Kay Givens McGowan, a lecturer in Eastern Michigan University’s sociology, anthropology and criminology departments, was inducted into the Michigan Women’s Hall of Fame Wednesday in Lansing.
In a phone interview Tuesday she said, “I was honored and humbled [to be inducted.] I also feel like I have to continue working very hard to deserve that honor from the Michigan Women’s Hall of Fame, so it’s really a keep-working honor.”
One of the first things to know about Givens McGowan is that she is a Mississippi Choctaw Indian, part Cherokee and respects her heritage very much.
“My grandmother told me once, ‘You get our knowledge and you get their knowledge, and then where will you be? And that’s what I’ve tried to do.”
And in so doing she has become a very successful and influential woman, worthy of the state of Michigan’s recognition due to her many local, national and international achievements.
Locally, she helped start the First Step program in the late 1970s. The program works in the western and downriver areas of Wayne County to this day to reduce the incidence of domestic and sexual violence.
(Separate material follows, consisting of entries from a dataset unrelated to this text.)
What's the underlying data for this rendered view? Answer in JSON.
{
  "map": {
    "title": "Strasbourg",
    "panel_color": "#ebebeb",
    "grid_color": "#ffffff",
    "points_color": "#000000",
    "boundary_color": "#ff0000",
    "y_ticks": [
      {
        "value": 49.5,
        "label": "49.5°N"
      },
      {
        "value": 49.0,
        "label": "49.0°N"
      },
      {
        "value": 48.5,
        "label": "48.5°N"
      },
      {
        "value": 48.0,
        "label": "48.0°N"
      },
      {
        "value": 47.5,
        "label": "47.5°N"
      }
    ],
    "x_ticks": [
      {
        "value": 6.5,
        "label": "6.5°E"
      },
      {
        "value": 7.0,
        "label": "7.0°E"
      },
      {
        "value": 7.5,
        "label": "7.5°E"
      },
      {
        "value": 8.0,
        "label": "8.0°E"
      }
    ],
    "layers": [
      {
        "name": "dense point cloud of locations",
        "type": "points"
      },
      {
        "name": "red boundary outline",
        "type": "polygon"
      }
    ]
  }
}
It also provides services to people affected by these types of crimes.
“When I helped create First Step I never imagined it would still be going in 2009, especially not doing as well as it is now. Seeing it grow like that makes me feel really good,” she said.
She has also worked as a lobbyist for the Michigan Citizens Lobby, where she was director from 1976-79.
“I was a public interest lobbyist, working for the lower- and middle-class, not the lobbyists we think of now in a generally negative way. While I was there, I led the statewide petition to remove sales tax from food and medicine. That has saved Michigan taxpayers millions of dollars,” she said.
On a somewhat broader scale, Givens McGowan has also been an applied anthropologist. Then, in 1988 when her colleague at the University of Toledo asked her to take over his classes so he could do field work in Ireland, she became a teacher of anthropology as well.
In more recent years, her activism has moved into the international field. In 1995 she was chosen to serve as a delegate to the fourth World Conference on Women in Beijing, China. Since 2004, she has attended United Nations meetings and in 2005 addressed the assembly in Geneva, Switzerland. She helped draft the U.N. Declaration on the Rights of Indigenous Peoples, which was passed in September of 2007.
“The treaty gives native peoples all around the world the same rights as other people. It is the first treaty to be written by indigenous people and protects their collective rights as a people to their lands and territories, sacred places and burial grounds. It’s a unique treaty in the world of international treaties at the U.N.,” she said.
“And we’re seeing the effect of the treaty already. Many countries didn’t even realize they had indigenous people in their country. The Japanese government said, ‘We have no indigenous people,’ and the Ainu came to the U.N. to help write the declaration. Since the treaty passed, Japan has recognized the Ainu as its indigenous people and enacted laws to protect them.
“The government of Australia now recognizes its indigenous and has also apologized and enacted laws to protect them.
“96,000 acres of land were returned to the Klamath of Washington state,” she said.
Land sacred to her people was returned as well last December as a result of the treaty, an important mound in Mississippi called Nanih Waiya.
Though she said she was honored and humbled by the recognition of being inducted into the Michigan Women’s Hall of Fame, she also said she wasn’t expecting it at all.
“A lot of times you’re just doing what you think is right and don’t realize that anyone was paying attention,” she said.
Other upcoming projects she is working on include a documentary film about Native American boarding school survivors. With her sister, Fay, she is interviewing elderly survivors of boarding school abuse.
“It’s painful to hear about the stories of abuse, and sometimes it’s very difficult for them to talk about it, but you can’t eliminate the abuse if the stories aren’t told,” she said.
She hopes to have the film completed in November, but, as she said, that probably means it will actually be finished in January. When it is finished she hopes to premiere it on EMU campus.
In addition to all of Givens McGowan’s many life-long achievements, she is also a mother of five children.
“Raising them has been the biggest job of all, and the most important, too,” she said.
Stacie Sheldon, former EMU student and former Native American Student Association president, said Givens McGowan will be honored again by her students and other community members at the upcoming Native American Fall Feast held from 6 to 10 p.m. Monday in Student Center room 310. The event will kick off Native American Heritage Month on campus. Anyone who would like to come congratulate Givens McGowan or just sample the food is welcome.